Styers denied claims that the tower would be disharmonious with the area, citing multiple examples of development in New Hanover County and Raleigh where towers are clearly visible from thriving subdivisions and communities. The North Carolina appeals courts have upheld special use projects as harmonious with an area if the same use is allowed in similarly zoned districts in the community, Styers said. He insisted the commissioners base their decision on evidence provided that proved the request satisfies all necessary conditions to grant a special use permit, not the feelings expressed by Murrayville residents.
“This is allowed as a special use in residential districts. … As a special use permit, your job is not to determine, as you all know, whether or not this is a good idea or a bad idea. The county ordinance states that these towers, at this height, are allowed in these districts if we meet all the requirements,” Styers said.
After questioning how the cell company determined no other nearby locations could serve their need and securing details about court rulings cited by both sides, Commissioner Woody White agreed with Styers the decision must be based on evidence, not citizen concerns about seeing something they do not want to see.

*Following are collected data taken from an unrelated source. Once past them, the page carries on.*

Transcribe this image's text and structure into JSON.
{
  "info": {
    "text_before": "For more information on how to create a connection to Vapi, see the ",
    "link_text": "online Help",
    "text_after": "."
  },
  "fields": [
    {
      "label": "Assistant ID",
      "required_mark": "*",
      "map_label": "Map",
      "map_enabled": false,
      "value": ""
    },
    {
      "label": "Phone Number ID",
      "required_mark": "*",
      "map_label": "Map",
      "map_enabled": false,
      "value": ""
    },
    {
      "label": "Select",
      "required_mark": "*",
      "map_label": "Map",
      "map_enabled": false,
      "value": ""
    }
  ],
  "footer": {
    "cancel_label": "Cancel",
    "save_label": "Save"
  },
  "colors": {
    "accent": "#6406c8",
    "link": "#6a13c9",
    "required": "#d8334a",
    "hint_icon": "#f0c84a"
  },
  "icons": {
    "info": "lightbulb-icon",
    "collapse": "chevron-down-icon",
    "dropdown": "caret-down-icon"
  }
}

“Although it’s nice to see a lot of citizens here who vote, pay taxes and have interest in their local government, it’s not evidence. Whether you have one person or 200 people, that’s not evidentiary. It’s not something you can consider as fact,” White said.
White voted with Vice Chair Beth Dawson and Commissioners Skip Watkins and Rob Zapple to deny the request following one and one-half hour long presentations, public comment and conversation. Chairman Jonathan Barfield, Jr. who discussed a need for infrastructure development in growing areas of the county, voted against the motion to deny the request.
New Hanover County commissioners also cited disharmony with the area in their decision to deny the request in 2006.